Bjoern Brundert: Bei Lizenzen kenne ich mich nicht aus und kann demzufolge nichts dazu sagen, was die Umstellung eventuell für den sorgsamen Umgang mit Ressourcen und Energie bedeuten könnten. Aber wir könnten über die Nutzung von Cloud-Services sprechen. Wir haben heute schon Cloud-Provider, die sagen, dass sie so genannte „Zero Carbon Clouds“ bereitstellen. Sie bauen also Clouds mit regenerierbarer Energie.

Eigentlich würde ich an dieser Stelle sehr ungerne darauf einsteigen, weil die intransparenten Angaben der Cloud-Provider von Anwendern schlichtweg nicht überprüfbar sind. Es gibt weder valide Kennzahlen, noch eine Möglichkeit zu sehen, wie Energie-effizient ein Cloud-Rechenzentrum tatsächlich arbeitet oder der grüne Strom aus einem Zertifikat besteht.

Wir als VMware stellen das halt sicher, mit dem Provider.

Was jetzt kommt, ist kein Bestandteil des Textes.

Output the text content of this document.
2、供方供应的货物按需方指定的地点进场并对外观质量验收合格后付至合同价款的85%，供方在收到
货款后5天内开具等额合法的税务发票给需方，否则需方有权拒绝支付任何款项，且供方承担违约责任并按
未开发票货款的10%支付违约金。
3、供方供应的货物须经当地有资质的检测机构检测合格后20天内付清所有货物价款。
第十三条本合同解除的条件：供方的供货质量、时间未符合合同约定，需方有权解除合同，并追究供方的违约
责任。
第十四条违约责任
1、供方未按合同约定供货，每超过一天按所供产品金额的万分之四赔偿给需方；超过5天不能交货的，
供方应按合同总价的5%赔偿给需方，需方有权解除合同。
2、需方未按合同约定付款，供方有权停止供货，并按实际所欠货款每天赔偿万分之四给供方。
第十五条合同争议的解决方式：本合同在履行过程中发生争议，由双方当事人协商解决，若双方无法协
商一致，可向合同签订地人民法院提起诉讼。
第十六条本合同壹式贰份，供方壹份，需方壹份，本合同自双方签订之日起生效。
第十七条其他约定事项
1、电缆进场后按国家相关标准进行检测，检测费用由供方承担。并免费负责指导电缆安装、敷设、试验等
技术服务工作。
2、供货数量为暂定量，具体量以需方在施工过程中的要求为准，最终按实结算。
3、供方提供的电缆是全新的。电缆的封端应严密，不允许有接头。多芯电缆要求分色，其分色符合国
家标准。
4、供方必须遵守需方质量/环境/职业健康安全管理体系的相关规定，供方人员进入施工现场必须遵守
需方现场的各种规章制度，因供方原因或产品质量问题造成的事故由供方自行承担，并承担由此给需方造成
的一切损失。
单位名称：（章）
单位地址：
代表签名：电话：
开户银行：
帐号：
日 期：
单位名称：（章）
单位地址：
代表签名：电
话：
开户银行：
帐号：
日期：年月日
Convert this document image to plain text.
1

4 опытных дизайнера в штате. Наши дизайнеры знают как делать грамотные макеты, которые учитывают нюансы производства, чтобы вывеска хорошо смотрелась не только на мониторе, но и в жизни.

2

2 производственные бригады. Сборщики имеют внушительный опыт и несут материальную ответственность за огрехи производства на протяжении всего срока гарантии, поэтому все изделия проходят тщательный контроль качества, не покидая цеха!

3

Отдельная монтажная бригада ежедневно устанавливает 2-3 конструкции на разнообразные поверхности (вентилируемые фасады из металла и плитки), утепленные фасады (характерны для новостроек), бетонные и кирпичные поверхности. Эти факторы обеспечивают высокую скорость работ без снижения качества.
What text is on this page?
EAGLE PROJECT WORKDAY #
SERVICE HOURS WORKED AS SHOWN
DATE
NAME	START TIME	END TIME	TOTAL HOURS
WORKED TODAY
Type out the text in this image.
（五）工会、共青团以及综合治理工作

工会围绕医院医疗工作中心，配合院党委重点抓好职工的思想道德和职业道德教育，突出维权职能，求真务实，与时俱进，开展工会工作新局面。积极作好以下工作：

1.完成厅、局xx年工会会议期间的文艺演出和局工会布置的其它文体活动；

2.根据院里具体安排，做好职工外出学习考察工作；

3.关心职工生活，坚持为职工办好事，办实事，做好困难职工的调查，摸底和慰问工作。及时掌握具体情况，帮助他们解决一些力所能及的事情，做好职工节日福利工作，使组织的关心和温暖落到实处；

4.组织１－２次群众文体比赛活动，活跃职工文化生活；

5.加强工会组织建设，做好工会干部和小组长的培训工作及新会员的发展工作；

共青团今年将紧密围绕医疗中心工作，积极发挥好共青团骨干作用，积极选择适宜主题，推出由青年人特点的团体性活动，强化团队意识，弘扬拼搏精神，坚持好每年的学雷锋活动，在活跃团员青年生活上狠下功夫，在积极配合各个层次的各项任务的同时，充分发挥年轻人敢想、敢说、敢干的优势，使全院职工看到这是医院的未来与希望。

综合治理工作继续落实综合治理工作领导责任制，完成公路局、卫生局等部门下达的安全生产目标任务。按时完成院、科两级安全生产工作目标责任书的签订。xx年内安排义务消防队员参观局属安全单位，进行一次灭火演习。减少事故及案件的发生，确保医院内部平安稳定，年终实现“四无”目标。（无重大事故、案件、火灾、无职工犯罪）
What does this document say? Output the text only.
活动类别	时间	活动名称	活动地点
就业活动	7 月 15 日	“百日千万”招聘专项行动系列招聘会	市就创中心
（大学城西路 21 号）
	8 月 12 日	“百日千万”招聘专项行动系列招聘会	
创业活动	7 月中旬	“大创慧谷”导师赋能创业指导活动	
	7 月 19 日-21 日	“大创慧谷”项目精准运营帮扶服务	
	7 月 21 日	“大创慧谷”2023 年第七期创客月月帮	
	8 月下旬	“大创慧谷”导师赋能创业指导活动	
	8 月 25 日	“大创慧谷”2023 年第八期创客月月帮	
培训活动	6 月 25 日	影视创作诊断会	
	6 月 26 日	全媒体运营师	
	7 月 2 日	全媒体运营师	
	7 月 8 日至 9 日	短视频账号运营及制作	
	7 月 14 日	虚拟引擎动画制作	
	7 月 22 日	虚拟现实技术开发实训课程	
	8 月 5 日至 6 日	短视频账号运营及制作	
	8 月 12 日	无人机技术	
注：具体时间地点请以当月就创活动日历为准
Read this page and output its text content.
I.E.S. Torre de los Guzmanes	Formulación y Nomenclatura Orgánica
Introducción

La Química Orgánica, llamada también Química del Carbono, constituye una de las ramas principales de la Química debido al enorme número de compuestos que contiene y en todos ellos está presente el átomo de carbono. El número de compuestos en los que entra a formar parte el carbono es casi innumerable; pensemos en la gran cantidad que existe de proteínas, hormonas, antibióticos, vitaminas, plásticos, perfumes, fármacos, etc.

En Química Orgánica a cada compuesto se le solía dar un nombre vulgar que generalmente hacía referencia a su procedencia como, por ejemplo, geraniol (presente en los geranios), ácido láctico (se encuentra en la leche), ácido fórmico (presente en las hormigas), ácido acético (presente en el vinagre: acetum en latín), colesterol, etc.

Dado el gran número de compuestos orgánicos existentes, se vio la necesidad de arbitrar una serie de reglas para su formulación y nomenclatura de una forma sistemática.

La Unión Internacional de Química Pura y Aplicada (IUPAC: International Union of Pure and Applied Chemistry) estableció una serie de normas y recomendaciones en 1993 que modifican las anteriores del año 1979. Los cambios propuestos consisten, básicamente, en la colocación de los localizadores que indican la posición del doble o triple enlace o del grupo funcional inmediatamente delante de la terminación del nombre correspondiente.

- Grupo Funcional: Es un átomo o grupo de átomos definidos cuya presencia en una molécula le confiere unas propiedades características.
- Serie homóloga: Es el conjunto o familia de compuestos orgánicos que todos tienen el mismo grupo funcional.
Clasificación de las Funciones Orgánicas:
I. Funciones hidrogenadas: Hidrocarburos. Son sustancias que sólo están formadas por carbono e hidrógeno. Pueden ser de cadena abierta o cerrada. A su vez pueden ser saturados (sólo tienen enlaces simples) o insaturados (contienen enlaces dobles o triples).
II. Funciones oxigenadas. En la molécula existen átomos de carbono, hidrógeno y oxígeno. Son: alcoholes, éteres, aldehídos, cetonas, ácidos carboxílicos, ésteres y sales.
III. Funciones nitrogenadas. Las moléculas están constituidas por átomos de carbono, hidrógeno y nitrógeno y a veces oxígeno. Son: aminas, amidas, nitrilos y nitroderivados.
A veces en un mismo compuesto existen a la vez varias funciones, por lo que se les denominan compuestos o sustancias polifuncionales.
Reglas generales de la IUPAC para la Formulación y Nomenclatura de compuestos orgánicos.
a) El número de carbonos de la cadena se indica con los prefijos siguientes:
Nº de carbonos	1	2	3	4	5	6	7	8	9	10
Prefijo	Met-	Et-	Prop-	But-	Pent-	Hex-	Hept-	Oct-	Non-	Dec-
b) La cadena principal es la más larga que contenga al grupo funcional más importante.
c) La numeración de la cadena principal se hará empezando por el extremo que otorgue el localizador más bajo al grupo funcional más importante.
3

Wir wollen sicherstellen, dass unsere Cloud-Offerings aus Datacenter stammen, die bis 2030 nur mit erneuerbarer Energie laufen. Mit dieser Art „Feature“ bekommt ein Cloud-Anbieter von uns quasi ein Zertifikat, dass sie Teil unseres „Zero-Carbon-Committed“-Programm sind.

Wir wissen zum Beispiel, wo „VMware Azure Solution“ läuft, in welchen Rechenzentren, und das wird dann auf die Angebote heruntergebrochen.